Can apply to: Research data sets
Metric definition: The number of times a journal article or book has referenced a data set.
Metric calculation: Data citations are sometimes collected only in the formal sense (i.e., with the data set being listed in the References section of a paper, alongside journal articles). They can also be calculated in the informal sense (i.e., linked to from within the Methods section of a paper). It varies from tool to tool.
Data sources: Data Citation Index, Google Scholar (rare)
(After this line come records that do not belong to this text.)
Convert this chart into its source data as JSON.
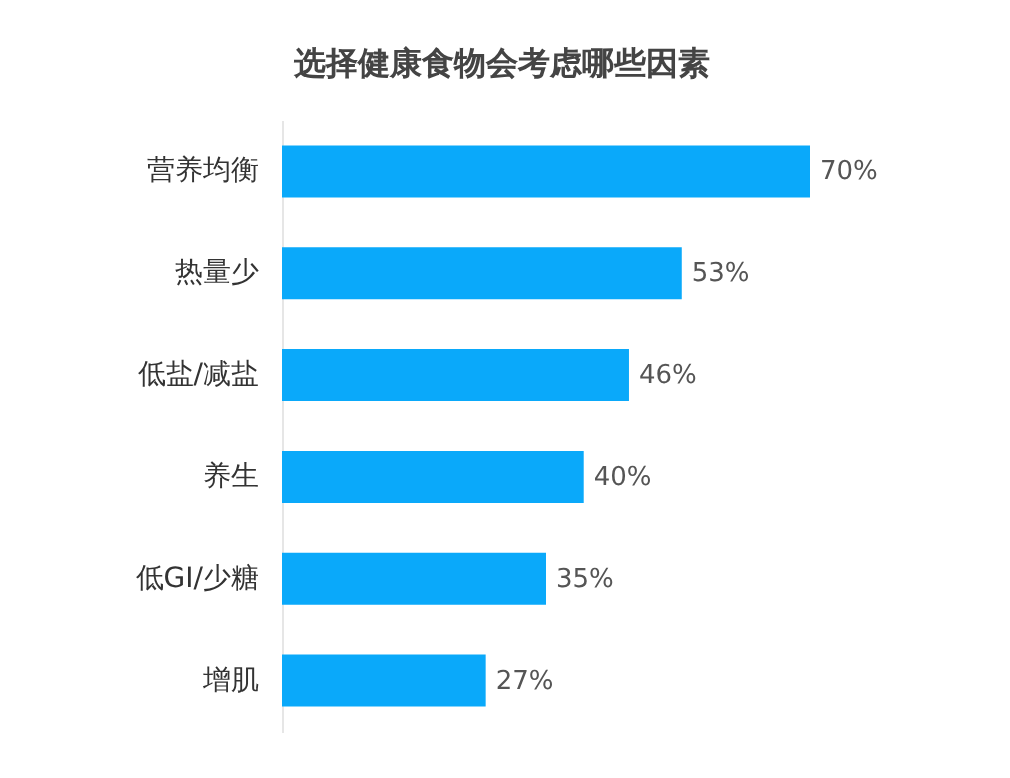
{
  "chart_data": {
    "type": "bar",
    "orientation": "horizontal",
    "title": "选择健康食物会考虑哪些因素",
    "categories": [
      "营养均衡",
      "热量少",
      "低盐/减盐",
      "养生",
      "低GI/少糖",
      "增肌"
    ],
    "values": [
      70,
      53,
      46,
      40,
      35,
      27
    ],
    "value_labels": [
      "70%",
      "53%",
      "46%",
      "40%",
      "35%",
      "27%"
    ],
    "color": "#0aa9fa"
  }
}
Appropriate use cases: Data citations should be used to understand how often research data has been reused in others’ studies, thereby indicating advancement of the field. Some fields (e.g.,crystallography and genomics) practice data citation at higher rates than others, and therefore evaluation of research from those fields may be more suitable scenarios for using data citations.
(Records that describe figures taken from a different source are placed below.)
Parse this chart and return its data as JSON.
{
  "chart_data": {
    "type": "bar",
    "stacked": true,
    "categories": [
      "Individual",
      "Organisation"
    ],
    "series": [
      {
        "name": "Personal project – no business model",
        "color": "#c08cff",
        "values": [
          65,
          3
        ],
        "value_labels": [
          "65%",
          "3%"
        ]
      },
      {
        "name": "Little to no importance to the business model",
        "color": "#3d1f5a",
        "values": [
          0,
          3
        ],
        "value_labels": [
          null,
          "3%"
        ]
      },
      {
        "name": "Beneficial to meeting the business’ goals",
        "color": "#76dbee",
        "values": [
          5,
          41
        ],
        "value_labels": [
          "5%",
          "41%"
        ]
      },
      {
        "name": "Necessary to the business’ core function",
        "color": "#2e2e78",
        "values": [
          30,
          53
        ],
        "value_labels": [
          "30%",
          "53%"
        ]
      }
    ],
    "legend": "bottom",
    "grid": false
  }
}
Limitations: Data citation is still relatively rarely practiced, with only half of journals providing instruction for how to cite data and more than 88% of all Data Citation Index records going uncited. Lack for formal referencing poses a challenge for using data citations from tools that only count such formal references in their data citation metrics. Critics of data citation claim that data citations merely mimic existing metrics that do not “recognize all players involved in the life cycle of those data from collection to publication”. Disciplinary coverage in the Data Citation Index (as of 2017) is skewed, favoring the life sciences (48% of records) over the social sciences (20%), physical sciences (23%), arts & humanities (7%), and multidisciplinary research (2%). Note that the Data Citation Index tracks citations for datasets and also related data studies (defined as “a description of studies or experiments held in repositories with the associated data which have been used in the data study”) as they are cited in articles indexed by the Web of Science databases. The availability of data should be taken into account when attempting to make comparisons for data citation rates against other data sets, as in some disciplines, open access data is cited at higher rates (up to 69% higher for cancer research).
Inappropriate use cases: Citation counts should never be interpreted as a direct measure of quality. Raw citation counts should not be used as a measure of positive reputation for individual researchers.
Transparency: Varies by provider. The Data Citation Index is fully transparent regarding the data repositories it indexes. The Data Citation Index white paper, “Recommended practices to promote scholarly data citation and tracking” (n.d.), describes how the Web of Science can find properly formed citations to datasets in order to calculate citations for the DCI. Google Scholar can index any content that conforms to their formatting guidelines, but is designed to primarily index journal articles, monographs, and other “print” outputs.
Timeframe: In theory, data sets from any year can be referenced in scholarly literature. Google Scholar’s temporal scope is unknown. Data Citation Index includes citations to data from 1900 onwards.